Natural consequences can be implemented more and more as a child gets older and makes his or her own decisions. As children make their own decisions and learn from them, they gain more of a sense of responsibility.

4. Give Your Children Choices

Giving your children options helps them learn decision making at an early age and gives them a chance to collaborate with you. Options are particularly helpful for younger children who cannot understand the cause and effect relationship of natural consequences.

As toddlers learn about the world and their preferences, they start to want to take control and make decisions. Instead of stifling this, you can give it an outlet. This will help you avoid standoffs with your child or unnecessary back-and-forth with them.

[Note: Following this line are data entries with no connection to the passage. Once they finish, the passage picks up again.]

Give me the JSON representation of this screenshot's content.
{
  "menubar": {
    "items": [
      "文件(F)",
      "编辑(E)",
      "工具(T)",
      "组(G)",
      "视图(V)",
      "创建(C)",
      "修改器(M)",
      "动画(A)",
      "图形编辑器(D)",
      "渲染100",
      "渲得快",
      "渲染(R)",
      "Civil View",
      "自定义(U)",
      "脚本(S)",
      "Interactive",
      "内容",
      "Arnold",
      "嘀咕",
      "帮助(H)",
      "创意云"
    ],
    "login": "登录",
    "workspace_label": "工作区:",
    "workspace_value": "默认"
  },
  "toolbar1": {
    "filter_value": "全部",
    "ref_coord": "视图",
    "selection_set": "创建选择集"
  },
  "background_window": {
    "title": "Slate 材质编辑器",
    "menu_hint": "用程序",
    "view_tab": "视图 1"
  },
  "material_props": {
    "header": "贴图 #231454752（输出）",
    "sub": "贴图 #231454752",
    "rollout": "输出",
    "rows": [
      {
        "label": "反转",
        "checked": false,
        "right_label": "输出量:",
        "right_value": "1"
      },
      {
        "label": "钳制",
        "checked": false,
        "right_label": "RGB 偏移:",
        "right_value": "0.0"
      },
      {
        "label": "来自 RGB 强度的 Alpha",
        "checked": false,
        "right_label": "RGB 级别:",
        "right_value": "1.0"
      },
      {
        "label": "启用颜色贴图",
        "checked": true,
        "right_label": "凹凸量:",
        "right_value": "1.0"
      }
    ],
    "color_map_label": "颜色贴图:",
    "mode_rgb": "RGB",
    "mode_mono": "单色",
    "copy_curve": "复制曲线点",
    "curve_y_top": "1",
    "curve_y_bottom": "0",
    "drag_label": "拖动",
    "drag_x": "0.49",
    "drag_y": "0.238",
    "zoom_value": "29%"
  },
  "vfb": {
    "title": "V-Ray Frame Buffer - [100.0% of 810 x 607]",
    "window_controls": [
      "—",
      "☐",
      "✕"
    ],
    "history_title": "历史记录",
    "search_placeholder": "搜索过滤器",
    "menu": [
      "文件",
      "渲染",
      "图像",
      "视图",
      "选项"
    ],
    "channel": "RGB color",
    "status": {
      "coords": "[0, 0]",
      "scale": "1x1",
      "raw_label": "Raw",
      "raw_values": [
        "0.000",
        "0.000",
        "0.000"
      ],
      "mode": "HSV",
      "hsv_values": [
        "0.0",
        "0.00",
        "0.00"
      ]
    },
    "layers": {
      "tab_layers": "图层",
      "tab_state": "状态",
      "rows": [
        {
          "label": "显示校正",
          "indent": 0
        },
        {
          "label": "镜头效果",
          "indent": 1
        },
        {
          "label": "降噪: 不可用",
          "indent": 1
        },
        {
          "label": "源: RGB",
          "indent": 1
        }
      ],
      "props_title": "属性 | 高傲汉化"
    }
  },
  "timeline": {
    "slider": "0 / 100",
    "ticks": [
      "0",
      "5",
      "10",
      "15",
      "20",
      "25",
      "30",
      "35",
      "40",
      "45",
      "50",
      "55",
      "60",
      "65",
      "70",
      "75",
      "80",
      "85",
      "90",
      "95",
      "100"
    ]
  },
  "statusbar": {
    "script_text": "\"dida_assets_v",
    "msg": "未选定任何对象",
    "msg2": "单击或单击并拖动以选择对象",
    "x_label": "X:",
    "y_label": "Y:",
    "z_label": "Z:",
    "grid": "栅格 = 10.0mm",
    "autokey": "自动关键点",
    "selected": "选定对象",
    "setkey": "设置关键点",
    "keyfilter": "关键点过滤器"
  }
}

It will also ensure you don’t just command them around all the time, but instead develop a relationship with them.

Here are some examples of ways you can give your child choices:

  • Allow your children to go shopping with you for dinner items. They can pick out the vegetables you will eat that week for dinner. You can let them pick which days you will eat each vegetable.
  • When getting ready for bed, you can frame necessary tasks as a choice, even if all of them need to be done. “What would you like to do first? Brush your teeth or put pajamas on?”
  • You can set up a trade with them. “That paint might stain your clothes. I have markers and crayons you can color with. Which one would you like to use?”
  • When deciding on summer vacation plans, let them have a say on whether they want to explore the great outdoors, or explore a different city.

5. Acknowledge Feelings and Empathize

Another staple to connecting with your child is recognizing their emotional state. Even as adults, we have times where we are happy, sad, and angry. We cry and get frustrated. We yell and have bad days. Children also have bad days and get frustrated. They live in a world they don’t understand sometimes, and they don’t see why they cannot do all the things they want to do. They don’t always want to do what they are asked, just like we do not always want to fulfill obligations.

You cannot change certain things. For instance, you will never allow your child to do something dangerous like run out in the street. You can acknowledge your child’s frustration and empathize with them, though. You can explain why certain boundaries are in place. Instead of just demanding they stop doing something or telling them they are wrong, you can recognize their desires and emotions while laying a firm boundary.

Here are some examples of acknowledging your child’s feelings:

  • “I understand the stove looks fun and that you like to pretend to cook. The stove is really hot, though. You could burn your finger and that would make you sad and hurt. So, we’re going to stay safe and not touch the stove.”
  • “I know you’re mad that you can’t go outside today. It’s ok to be mad. Yelling at me and hitting me will not change that you can’t go outside, so we are not going to do that. If you need to stamp your feet or count to ten to feel better, you can. How about we take a drink of water and relax for a minute?”


Gentle parenting is not easy and takes quite a bit of practice. You may have times where you lose your patience, yell at your children, or get into a fight with them. This is normal and does not mean you are ruining your parenting. Every day is a chance to continue learning with your child and find gentle ways to guide them.